I wondered briefly if it could happen that way with Kerry and me, one or the other of us. But it was not anything that worried me, really. You don’t love the way she and I loved and have it end all of a sudden, overnight. There’s too much at stake on both sides. The ardor cools a little, the relationship changes and goes through its crises big and small, but there is no abrupt termination.

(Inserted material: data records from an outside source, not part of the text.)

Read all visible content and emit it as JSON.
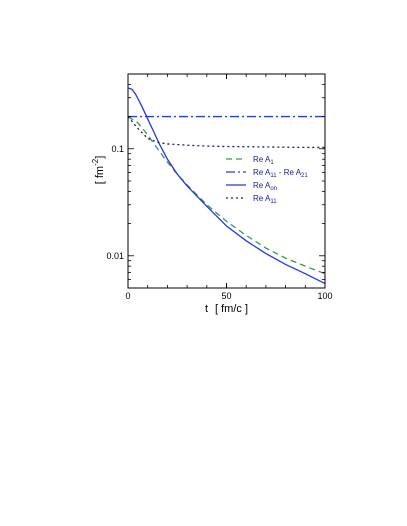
{
  "chart_data": {
    "type": "line",
    "xlabel_main": "t",
    "xlabel_unit": "[ fm/c ]",
    "ylabel_base": "[ fm",
    "ylabel_exp": "-2",
    "ylabel_end": "]",
    "xlim": [
      0,
      100
    ],
    "ylim": [
      0.005,
      0.5
    ],
    "yscale": "log",
    "grid": false,
    "legend_position": "center-right",
    "x_ticks": [
      {
        "value": 0,
        "label": "0"
      },
      {
        "value": 50,
        "label": "50"
      },
      {
        "value": 100,
        "label": "100"
      }
    ],
    "y_ticks": [
      {
        "value": 0.1,
        "label": "0.1"
      },
      {
        "value": 0.01,
        "label": "0.01"
      }
    ],
    "series": [
      {
        "label_main": "Re A",
        "label_sub": "1",
        "label_main2": "",
        "label_sub2": "",
        "color": "#3a9a4a",
        "dash": "6,4",
        "x": [
          0,
          5,
          10,
          15,
          20,
          25,
          30,
          40,
          50,
          60,
          70,
          80,
          90,
          100
        ],
        "y": [
          0.2,
          0.175,
          0.135,
          0.1,
          0.075,
          0.058,
          0.046,
          0.03,
          0.021,
          0.0155,
          0.0118,
          0.0095,
          0.008,
          0.0068
        ]
      },
      {
        "label_main": "Re A",
        "label_sub": "11",
        "label_main2": " - Re A",
        "label_sub2": "21",
        "color": "#2a3fd0",
        "dash": "9,3,2,3",
        "x": [
          0,
          100
        ],
        "y": [
          0.2,
          0.2
        ]
      },
      {
        "label_main": "Re A",
        "label_sub": "on",
        "label_main2": "",
        "label_sub2": "",
        "color": "#2438d6",
        "dash": "",
        "x": [
          0,
          2,
          4,
          7,
          10,
          13,
          16,
          20,
          25,
          30,
          40,
          50,
          60,
          70,
          80,
          90,
          100
        ],
        "y": [
          0.37,
          0.36,
          0.32,
          0.25,
          0.19,
          0.145,
          0.11,
          0.08,
          0.058,
          0.045,
          0.029,
          0.019,
          0.0138,
          0.0105,
          0.0083,
          0.0068,
          0.0055
        ]
      },
      {
        "label_main": "Re A",
        "label_sub": "11",
        "label_main2": "",
        "label_sub2": "",
        "color": "#1a1a6e",
        "dash": "2,3",
        "x": [
          0,
          5,
          10,
          15,
          20,
          30,
          40,
          50,
          60,
          70,
          80,
          90,
          100
        ],
        "y": [
          0.2,
          0.155,
          0.125,
          0.115,
          0.111,
          0.108,
          0.106,
          0.105,
          0.1045,
          0.104,
          0.1035,
          0.103,
          0.103
        ]
      }
    ]
  }
}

If we ever split up—and I was as sure we wouldn’t as I could ever be of anything in this life—we would both see it coming long before it reached critical mass.
Around five I went over to the Dixons’. No answer to my knock, so I took myself down to the dock. It and the deck above were deserted, but I heard sounds from the storeroom and saw that its door stood open. As I started up there, Chuck emerged carrying his father’s heavy tackle box and an armload of fishing poles and a wicker creel.
“Oh, hi,” he said when he saw me. Not much enthusiasm; there was a listlessness in the way he looked and moved.
“Hi. What’r
e you up to?”
“Not much. Just moving Dad’s stuff inside, so it’ll be ready when he gets here.”
“He call since your mom talked to him?”
“No. Jeez, I hope he comes up tomorrow.”
“He will if he can possibly get away.”
“Yeah, I know.”
“That tackle box looks pretty heavy. How about letting me lug it inside?”
He hesitated, then let me take it. “Dad’s got a lot more junk in there than I remember.”
“Lead sinkers, feels like.”
“Some of those, yeah, no kidding. He’s had junk like that since he was my age and he won’t get rid of it.”
“Sentimental, your old man.”
“I guess.”
We went up into the house and set Pat Dixon’s gear in a corner of the living room. “Where’s your mom?” I asked. “Still at the Ostergaards’?”
“Yeah. She called a few minutes ago, she’ll be back pretty soon. She said you went over there to see Mrs. Ostergaard before she did.”
“Just for a few minutes.”
“How come? You hardly knew Mr. Ostergaard.”
“I knew him well enough to like him and want to pay my respects to his widow.”
“I oughta go see her, too,” Chuck said. “But I can’t make myself do it, not yet, anyway.” His mouth tightened; the moistness that came into his eyes made him turn away from me. “Shit. Why’d a thing like that have to happen? Mr. Ostergaard, he was... I dunno, he was like my grandfather or something.”